The amusement of Oxfam's wealth report


Oxfam is one of those groups jetting off to Davos this week to talk about how to set the world to rights. And they're doing so by going to sit among the plutocrats and telling everyone that it's the very plutocrats that are the problem. The top 80 people have more wealth than the bottom 50%, this is appalling and so on. You can see the report here.

Wealth: Having it all and wanting more, a research paper published today by Oxfam, shows that the richest 1 per cent have seen their share of global wealth increase from 44 per cent in 2009 to 48 per cent in 2014 and at this rate will be more than 50 per cent in 2016. Members of this global elite had an average wealth of $2.7m per adult in 2014.

Of the remaining 52 per cent of global wealth, almost all (46 per cent) is owned by the rest of the richest fifth of the world's population. The other 80 per cent share just 5.5 per cent and had an average wealth of $3,851 per adult - that's 1/700th of the average wealth of the 1 per cent.

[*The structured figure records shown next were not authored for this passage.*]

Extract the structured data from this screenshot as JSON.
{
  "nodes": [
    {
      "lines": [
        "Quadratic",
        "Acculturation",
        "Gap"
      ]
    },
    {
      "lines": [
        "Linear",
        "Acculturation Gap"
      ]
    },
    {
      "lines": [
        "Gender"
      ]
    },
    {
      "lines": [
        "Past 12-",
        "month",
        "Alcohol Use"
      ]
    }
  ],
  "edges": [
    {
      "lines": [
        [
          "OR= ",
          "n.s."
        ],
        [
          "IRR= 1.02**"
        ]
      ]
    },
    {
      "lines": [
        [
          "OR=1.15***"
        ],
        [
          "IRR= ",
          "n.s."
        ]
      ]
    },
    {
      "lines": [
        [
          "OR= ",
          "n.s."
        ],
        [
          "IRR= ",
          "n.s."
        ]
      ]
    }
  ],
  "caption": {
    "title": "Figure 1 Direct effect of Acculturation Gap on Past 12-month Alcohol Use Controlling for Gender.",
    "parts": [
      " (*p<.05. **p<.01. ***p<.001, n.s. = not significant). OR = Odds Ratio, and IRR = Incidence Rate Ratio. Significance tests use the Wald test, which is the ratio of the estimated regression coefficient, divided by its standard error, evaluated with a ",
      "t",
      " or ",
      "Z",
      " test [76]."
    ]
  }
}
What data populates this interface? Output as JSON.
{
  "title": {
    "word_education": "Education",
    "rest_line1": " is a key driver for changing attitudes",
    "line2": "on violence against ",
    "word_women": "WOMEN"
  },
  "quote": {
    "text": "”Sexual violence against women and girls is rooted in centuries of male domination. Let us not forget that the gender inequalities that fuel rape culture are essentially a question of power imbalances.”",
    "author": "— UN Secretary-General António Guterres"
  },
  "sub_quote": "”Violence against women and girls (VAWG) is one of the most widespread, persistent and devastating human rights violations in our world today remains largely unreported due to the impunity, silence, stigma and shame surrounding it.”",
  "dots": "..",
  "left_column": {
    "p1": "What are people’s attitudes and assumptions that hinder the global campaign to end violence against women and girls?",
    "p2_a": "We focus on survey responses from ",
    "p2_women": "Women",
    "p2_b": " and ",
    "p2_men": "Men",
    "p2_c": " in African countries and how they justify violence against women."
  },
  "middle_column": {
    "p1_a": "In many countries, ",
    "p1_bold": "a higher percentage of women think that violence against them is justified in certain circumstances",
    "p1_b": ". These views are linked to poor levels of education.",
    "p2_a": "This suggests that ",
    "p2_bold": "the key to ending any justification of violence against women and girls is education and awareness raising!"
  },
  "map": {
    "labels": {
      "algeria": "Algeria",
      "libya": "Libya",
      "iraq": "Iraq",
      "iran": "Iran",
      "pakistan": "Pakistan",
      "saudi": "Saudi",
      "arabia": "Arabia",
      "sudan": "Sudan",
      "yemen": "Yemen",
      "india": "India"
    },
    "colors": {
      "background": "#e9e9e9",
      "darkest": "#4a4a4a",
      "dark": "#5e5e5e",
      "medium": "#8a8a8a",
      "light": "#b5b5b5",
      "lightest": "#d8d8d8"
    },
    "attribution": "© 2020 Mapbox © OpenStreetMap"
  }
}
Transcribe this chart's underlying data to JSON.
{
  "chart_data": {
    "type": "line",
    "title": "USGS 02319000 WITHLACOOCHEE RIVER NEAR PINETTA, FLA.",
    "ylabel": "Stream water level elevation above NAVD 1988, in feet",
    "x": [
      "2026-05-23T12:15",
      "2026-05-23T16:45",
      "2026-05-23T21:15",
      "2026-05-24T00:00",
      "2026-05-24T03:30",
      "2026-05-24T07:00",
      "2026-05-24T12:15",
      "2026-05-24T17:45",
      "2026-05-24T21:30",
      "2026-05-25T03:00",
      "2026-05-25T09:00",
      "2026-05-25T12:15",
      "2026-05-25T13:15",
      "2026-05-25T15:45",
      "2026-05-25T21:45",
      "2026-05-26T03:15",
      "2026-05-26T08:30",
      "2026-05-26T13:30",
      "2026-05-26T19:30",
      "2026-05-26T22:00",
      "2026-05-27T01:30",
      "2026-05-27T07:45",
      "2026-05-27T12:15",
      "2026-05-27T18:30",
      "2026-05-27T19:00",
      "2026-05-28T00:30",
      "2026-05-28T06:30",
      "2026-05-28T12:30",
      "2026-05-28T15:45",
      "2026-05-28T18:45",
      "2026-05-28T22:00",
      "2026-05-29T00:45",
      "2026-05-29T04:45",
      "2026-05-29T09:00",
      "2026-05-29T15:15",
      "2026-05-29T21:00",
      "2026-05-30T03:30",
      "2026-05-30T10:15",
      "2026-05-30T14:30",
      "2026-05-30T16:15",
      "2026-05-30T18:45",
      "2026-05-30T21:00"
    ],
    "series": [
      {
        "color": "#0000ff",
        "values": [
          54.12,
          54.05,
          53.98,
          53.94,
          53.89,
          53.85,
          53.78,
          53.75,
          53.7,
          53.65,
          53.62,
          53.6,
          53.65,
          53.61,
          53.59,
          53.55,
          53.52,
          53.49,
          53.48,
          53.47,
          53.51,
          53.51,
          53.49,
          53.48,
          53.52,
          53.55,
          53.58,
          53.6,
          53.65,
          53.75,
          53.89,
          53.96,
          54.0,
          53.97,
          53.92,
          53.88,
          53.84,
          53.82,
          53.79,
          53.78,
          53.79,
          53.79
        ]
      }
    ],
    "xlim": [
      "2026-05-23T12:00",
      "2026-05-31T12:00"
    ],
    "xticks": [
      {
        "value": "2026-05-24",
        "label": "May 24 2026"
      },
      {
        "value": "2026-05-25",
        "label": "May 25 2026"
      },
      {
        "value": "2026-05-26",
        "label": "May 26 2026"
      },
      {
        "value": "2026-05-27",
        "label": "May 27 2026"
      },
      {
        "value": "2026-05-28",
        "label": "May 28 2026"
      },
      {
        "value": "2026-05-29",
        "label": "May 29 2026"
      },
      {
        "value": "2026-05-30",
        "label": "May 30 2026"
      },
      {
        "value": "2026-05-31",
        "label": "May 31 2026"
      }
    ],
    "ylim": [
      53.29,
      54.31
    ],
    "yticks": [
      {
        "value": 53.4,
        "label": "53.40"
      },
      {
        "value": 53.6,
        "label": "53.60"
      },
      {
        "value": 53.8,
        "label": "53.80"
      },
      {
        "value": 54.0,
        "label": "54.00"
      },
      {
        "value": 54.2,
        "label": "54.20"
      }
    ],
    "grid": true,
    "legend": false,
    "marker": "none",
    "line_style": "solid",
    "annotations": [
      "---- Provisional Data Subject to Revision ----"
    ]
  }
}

Winnie Byanyima, Executive Director of Oxfam International, said: "Do we really want to live in a world where the one per cent own more than the rest of us combined? The scale of global inequality is quite simply staggering and despite the issues shooting up the global agenda, the gap between the richest and the rest is widening fast.

Winnie needs to get out more. As Saez, Zucman and Piketty have been explaining to us all this is just how wealth distributions work. The bottom 50% always have less than 10%.

Fraser Nelson is very good here. This global capitalism stuff has been reducing poverty like billyo these past few decades. And for a charity like Oxfam, nominally focused upon poverty, we might think that's a good thing. But they seem to have changed their minds a bit.

But for one elegant point about this brouhaha have a look at Figure 1 on page 2 of that very Oxfam report. Their actual complaint is that global wealth inequality is climbing back to, but is still under, the level reached in 2000 and 2001. This isn't unprecedented, it's not staggering and it's not even unusual. Wealth inequality is actually lower than it was 15 years ago.